Thomas Steitz's scientific career has involved studies of biological structure using X-ray crystallography including developing and refining novel techniques to determine the structure of proteins and nucleic acids with the focus of addressing questions of biological function and mechanism of action. Much of his work had been directed to understanding the structural basis of enzyme mechanisms and on protein-nucleic acid interactions.

His earliest studies on protein structure and mechanism of enzyme action include work on yeast hexokinase demonstrating that substrate binding induces a large conformational change in the enzyme providing experimental support for the induced fit mechanism of enzyme specificity. Subsequently, his work had focused on providing a structural basis for understanding the mechanisms and specificity of gene expression including replication, genetic recombination, transcription, reverse transcription, and translation, the work cited for this award.

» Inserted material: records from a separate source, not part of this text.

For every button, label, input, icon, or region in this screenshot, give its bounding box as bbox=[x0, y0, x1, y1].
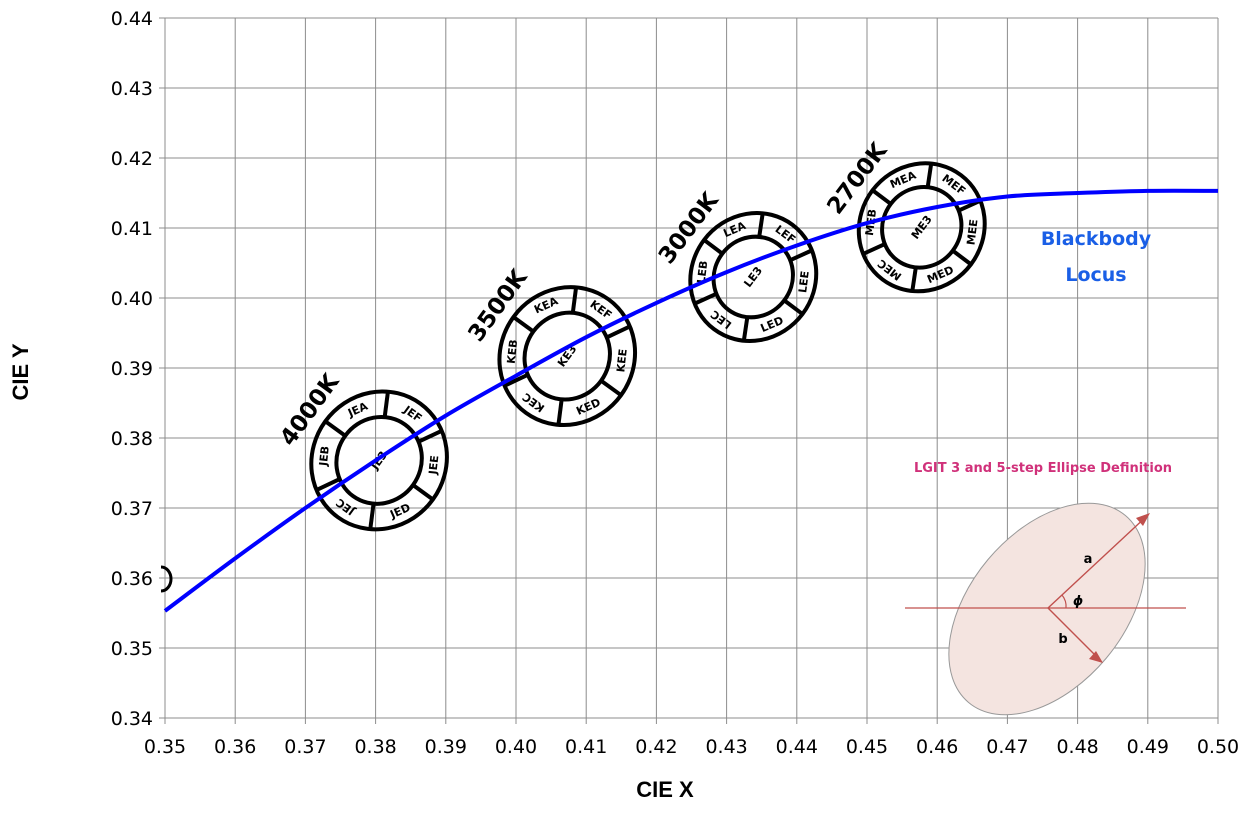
bin-segment-divider bbox=[570, 287, 579, 314]
bin-segment-divider bbox=[789, 248, 813, 263]
bin-segment-divider bbox=[556, 399, 564, 426]
x-tick-label: 0.48 bbox=[1056, 736, 1098, 758]
inset-arrowhead-a bbox=[1136, 513, 1150, 526]
bin-segment-divider bbox=[599, 379, 623, 397]
bin-segment-label: KEB bbox=[505, 339, 520, 365]
y-tick-label: 0.42 bbox=[111, 148, 153, 170]
bin-segment-divider bbox=[693, 291, 718, 306]
inset-title: LGIT 3 and 5-step Ellipse Definition bbox=[914, 461, 1172, 476]
y-axis-title: CIE Y bbox=[8, 343, 33, 400]
y-tick-label: 0.35 bbox=[111, 638, 153, 660]
bin-segment-divider bbox=[910, 267, 918, 292]
bin-segment-label: LEB bbox=[695, 260, 711, 284]
y-tick-label: 0.36 bbox=[111, 568, 153, 590]
bin-segment-divider bbox=[702, 238, 724, 256]
bin-segment-divider bbox=[382, 391, 390, 418]
inset-major-axis-arrow bbox=[1047, 514, 1149, 609]
inset-angle-arc bbox=[1061, 594, 1067, 609]
x-tick-label: 0.47 bbox=[986, 736, 1028, 758]
x-tick-label: 0.42 bbox=[635, 736, 677, 758]
bin-segment-divider bbox=[783, 298, 804, 316]
y-tick-label: 0.43 bbox=[111, 78, 153, 100]
inset-label-phi: ϕ bbox=[1073, 594, 1083, 609]
bin-segment-divider bbox=[324, 419, 347, 438]
bin-segment-divider bbox=[503, 372, 529, 388]
x-tick-label: 0.40 bbox=[495, 736, 537, 758]
x-tick-label: 0.49 bbox=[1127, 736, 1169, 758]
bin-segment-divider bbox=[741, 316, 750, 341]
inset-minor-axis-arrow bbox=[1047, 607, 1101, 661]
x-tick-label: 0.39 bbox=[425, 736, 467, 758]
bin-segment-label: KEE bbox=[614, 348, 629, 373]
bin-center-label: ME3 bbox=[909, 213, 935, 242]
bin-segment-divider bbox=[925, 163, 934, 188]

He provided the first structure of a DNA polymerase, a bacterial polymerase, followed by studies on mammalian polymerases and the HIV reverse transcriptase. These studies and elucidating structures of recombination enzymes, RNA polymerases, transcription factors, and aminoacyl tRNA synthetases have all provided important and in many cases unexpected insights into biological function in pathways involved in information transfer and genome stability and change. His structural studies on the large ribosomal subunit provided the first atomic level insights into the structure and function of the ribosome, the site of protein synthesis in the cell.

Further studies have refined insights into principles of RNA folding, stability, and RNA-protein interaction, and have also addressed questions of the mechanisms of peptide bond formation and other aspects of protein synthesis on the ribosome. Structures of complexes between the large subunit and antibiotics make possible the structure-based design of new antibiotics potentially active against antibiotic resistant microorganisms.

Tom Steitz was a co-founder and Chairperson of the Scientific Advisory Board of a company involved in the translation of the basic studies of the ribosome to be applied to the development of important health care products, effective antibiotics active against presently antibiotic resistant microorganisms. Likely the most significant outcome of the studies on the ribosome from the Steitz lab is the elucidation of the chemical mechanism of RNA catalyzed peptide bond formation and the key role of RNA in ribosome structure and function; the ribosome is a ribozyme.